Para além do conhecimento e do nível de escolaridade, o medo foi o fator que influenciou negativamente e, mais intensamente, a atitude de todos os grupos-alvo: inquiridos que sentiam mais medo do lobo apresentaram também uma atitude mais negativa. Este padrão foi já amplamente descrito na literatura (Espírito-Santo 2007; Majić 2007; Espírito-Santo & Petrucci-Fonseca 2014), e uma forte correlação negativa entre a

atitude e o medo foi observada no teste de correlação entre os diferentes índices utilizados neste estudo.
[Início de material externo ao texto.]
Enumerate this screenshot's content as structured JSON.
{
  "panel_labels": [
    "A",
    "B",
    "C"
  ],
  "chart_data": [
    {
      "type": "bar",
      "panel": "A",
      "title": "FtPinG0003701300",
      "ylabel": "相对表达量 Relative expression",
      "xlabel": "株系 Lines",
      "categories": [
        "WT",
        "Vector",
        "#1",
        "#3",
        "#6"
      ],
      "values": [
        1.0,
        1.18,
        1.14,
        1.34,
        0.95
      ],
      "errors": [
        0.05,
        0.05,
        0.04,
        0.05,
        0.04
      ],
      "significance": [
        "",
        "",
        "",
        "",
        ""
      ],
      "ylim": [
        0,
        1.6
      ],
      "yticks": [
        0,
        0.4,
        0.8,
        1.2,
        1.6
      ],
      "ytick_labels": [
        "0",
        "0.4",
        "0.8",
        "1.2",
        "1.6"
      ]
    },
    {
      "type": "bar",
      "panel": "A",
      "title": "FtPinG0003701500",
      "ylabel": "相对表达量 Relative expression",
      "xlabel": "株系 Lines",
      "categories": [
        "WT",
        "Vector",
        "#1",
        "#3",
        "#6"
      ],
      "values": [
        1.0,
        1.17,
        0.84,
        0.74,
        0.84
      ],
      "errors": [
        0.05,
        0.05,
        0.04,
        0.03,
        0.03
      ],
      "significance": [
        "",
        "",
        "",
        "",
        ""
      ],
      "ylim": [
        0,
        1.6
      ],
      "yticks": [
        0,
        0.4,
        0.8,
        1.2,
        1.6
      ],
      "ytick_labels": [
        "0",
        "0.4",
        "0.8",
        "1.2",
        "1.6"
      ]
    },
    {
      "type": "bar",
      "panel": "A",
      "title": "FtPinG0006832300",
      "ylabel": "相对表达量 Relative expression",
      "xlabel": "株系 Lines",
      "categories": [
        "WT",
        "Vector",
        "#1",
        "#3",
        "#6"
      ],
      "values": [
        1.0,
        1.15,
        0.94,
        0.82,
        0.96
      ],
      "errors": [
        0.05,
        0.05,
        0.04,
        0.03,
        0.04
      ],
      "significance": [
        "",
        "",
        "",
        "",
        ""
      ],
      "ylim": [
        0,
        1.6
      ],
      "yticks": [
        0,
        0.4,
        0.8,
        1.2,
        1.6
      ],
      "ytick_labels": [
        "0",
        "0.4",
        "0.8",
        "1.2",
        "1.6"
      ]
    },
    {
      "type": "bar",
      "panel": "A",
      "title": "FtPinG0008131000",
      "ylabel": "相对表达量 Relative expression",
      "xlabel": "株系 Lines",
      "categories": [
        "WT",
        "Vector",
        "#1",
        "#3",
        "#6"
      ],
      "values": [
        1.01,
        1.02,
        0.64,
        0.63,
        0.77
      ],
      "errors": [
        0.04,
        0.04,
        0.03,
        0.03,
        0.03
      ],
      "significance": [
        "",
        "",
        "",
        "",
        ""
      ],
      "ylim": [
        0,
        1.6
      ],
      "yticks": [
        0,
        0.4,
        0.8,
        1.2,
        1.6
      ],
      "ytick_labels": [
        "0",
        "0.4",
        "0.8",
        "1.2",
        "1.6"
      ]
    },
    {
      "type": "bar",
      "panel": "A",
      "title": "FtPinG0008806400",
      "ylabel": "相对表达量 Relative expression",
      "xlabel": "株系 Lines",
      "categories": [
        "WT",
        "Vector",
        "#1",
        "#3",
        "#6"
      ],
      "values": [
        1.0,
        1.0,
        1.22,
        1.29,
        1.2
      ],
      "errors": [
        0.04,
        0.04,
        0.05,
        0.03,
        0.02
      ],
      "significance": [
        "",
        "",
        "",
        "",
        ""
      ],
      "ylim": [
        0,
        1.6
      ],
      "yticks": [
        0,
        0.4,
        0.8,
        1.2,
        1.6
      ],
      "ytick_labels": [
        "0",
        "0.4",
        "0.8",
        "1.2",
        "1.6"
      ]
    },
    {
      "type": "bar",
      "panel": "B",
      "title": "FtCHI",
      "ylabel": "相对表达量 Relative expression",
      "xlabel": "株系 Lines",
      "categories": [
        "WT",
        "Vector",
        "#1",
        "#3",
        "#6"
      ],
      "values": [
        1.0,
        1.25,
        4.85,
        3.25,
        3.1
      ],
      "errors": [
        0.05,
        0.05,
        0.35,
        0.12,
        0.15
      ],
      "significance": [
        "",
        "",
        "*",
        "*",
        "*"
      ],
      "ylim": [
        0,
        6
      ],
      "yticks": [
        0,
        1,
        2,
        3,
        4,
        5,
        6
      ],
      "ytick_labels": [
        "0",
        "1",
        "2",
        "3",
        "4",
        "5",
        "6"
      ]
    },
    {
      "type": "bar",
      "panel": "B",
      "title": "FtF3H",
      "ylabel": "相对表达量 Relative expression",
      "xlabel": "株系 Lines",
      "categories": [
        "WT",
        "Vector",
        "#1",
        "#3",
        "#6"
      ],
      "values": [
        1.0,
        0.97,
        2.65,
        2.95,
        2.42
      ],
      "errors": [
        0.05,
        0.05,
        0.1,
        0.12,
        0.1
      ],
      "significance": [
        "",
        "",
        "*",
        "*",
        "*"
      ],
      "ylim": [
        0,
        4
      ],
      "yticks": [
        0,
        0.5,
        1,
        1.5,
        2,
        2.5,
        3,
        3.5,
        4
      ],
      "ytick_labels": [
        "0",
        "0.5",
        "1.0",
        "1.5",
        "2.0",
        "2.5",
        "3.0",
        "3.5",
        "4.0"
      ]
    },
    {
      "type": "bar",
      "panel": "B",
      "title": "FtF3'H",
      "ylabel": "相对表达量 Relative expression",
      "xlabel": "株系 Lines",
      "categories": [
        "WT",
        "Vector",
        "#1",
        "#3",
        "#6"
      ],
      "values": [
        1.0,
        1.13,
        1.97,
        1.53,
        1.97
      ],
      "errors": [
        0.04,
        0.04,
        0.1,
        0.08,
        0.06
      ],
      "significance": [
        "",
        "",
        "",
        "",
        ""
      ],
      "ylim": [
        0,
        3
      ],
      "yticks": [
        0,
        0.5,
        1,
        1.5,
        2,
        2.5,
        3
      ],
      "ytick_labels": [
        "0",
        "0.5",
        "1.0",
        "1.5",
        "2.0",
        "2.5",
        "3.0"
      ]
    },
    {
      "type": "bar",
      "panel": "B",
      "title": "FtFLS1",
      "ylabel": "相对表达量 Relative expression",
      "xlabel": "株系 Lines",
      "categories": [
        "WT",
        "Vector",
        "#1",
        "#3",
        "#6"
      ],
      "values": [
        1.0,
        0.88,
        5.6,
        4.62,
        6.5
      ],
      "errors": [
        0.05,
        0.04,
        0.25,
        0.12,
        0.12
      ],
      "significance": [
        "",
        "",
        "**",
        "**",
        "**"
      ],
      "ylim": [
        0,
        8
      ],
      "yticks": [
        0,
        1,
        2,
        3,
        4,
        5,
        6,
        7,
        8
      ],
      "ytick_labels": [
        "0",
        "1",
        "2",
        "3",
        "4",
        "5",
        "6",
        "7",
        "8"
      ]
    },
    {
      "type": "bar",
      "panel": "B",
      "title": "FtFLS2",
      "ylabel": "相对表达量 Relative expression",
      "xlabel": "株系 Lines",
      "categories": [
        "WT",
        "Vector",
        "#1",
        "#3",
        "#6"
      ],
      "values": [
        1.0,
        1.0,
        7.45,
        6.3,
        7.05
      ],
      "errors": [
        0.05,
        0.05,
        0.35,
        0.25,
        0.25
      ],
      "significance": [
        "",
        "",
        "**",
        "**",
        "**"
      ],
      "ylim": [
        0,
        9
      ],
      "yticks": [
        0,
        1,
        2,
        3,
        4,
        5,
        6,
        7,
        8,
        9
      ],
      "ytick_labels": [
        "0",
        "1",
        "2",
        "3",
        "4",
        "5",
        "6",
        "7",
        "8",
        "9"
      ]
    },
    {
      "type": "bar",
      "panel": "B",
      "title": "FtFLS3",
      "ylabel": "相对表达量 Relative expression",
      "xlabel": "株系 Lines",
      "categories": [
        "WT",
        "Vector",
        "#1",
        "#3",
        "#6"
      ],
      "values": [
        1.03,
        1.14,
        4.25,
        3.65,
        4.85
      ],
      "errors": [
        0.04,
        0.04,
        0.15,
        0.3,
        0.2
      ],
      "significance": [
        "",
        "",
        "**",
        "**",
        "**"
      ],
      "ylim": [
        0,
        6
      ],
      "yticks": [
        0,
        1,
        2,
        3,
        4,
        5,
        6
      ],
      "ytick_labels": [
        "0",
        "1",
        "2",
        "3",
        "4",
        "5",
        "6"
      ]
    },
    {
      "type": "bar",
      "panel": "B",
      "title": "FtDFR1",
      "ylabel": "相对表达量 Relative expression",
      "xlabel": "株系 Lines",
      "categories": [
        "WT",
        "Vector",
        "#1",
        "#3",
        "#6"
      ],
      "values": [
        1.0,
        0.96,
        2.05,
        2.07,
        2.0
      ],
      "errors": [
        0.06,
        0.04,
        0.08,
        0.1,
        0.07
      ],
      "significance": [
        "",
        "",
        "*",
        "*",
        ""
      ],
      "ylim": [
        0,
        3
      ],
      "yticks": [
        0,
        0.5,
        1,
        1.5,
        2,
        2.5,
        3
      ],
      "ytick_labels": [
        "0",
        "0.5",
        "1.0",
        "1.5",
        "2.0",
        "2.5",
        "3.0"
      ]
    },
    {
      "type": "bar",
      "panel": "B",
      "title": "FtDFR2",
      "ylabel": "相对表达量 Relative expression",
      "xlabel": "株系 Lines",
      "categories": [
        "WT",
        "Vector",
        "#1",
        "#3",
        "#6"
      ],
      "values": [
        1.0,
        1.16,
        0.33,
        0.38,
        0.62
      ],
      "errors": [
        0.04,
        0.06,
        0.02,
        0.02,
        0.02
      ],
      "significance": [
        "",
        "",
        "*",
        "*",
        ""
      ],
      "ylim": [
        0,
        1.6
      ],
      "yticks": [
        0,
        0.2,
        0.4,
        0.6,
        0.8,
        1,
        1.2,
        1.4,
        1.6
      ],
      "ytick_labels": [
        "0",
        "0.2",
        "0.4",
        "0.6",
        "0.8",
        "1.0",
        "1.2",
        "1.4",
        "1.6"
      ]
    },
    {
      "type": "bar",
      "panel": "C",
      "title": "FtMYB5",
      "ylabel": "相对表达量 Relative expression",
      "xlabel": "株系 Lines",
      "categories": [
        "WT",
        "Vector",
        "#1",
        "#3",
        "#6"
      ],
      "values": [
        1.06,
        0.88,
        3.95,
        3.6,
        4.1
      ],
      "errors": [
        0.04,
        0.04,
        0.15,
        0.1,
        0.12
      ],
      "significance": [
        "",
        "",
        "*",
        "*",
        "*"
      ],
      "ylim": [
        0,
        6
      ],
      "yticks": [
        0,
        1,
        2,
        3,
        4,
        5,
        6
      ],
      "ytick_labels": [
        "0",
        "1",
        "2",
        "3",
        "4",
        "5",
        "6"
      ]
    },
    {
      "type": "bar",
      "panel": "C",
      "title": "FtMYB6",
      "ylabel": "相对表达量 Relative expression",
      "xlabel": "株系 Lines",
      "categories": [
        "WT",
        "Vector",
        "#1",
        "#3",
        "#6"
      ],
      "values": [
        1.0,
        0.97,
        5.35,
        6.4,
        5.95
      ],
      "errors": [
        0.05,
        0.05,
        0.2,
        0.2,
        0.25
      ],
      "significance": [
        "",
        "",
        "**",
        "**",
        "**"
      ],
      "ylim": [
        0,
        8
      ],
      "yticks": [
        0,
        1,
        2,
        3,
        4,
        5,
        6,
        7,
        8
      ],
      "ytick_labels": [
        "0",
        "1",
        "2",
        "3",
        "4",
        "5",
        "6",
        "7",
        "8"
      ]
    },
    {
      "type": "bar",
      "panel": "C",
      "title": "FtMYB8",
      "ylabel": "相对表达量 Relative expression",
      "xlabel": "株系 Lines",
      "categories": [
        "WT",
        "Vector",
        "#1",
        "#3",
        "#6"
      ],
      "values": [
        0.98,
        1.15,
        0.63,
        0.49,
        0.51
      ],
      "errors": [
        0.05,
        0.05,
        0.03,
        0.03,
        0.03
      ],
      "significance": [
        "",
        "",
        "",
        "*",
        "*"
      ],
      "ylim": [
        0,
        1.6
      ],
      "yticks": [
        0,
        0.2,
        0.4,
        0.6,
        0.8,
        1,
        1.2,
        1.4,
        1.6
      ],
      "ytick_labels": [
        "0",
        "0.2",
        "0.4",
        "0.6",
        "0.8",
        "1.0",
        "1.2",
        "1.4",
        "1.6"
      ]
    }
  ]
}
Do mesmo modo, num estudo efetuado na Noruega, onde foram estudadas as atitudes da população para com quatro carnívoros diferentes [i.e. glutão (Gulo gulo), lince (Lynx lynx), urso-pardo (Ursus arctos) e lobo (Canis lupus)], os inquiridos que sentiam um medo mais forte dos carnívoros e que mais se preocupavam com a sua própria segurança e a da sua família, expressaram também as atitudes mais negativas para com as quatro espécies (Røskaft et al. 2007).

Posto isto, parece importante ter em conta os níveis de medo que as populações sentem do lobo em campanhas de sensibilização que tenham o objetivo de melhorar as atitudes públicas. Como observado, o medo teve uma influência muito mais forte na atitude do que o conhecimento, e, portanto, é imperioso selecionar-se a informação mais eficaz no sentido de permitir a diminuição do medo das populações, e não apenas elucidar sobre a biologia e comportamento da espécie. Especificamente para a região estudada, deve ser transmitida a mensagem de que o lobo não representa um perigo, nem para o Homem, nem para as criações de gado da região, uma vez que os ataques ao gado são muito raros.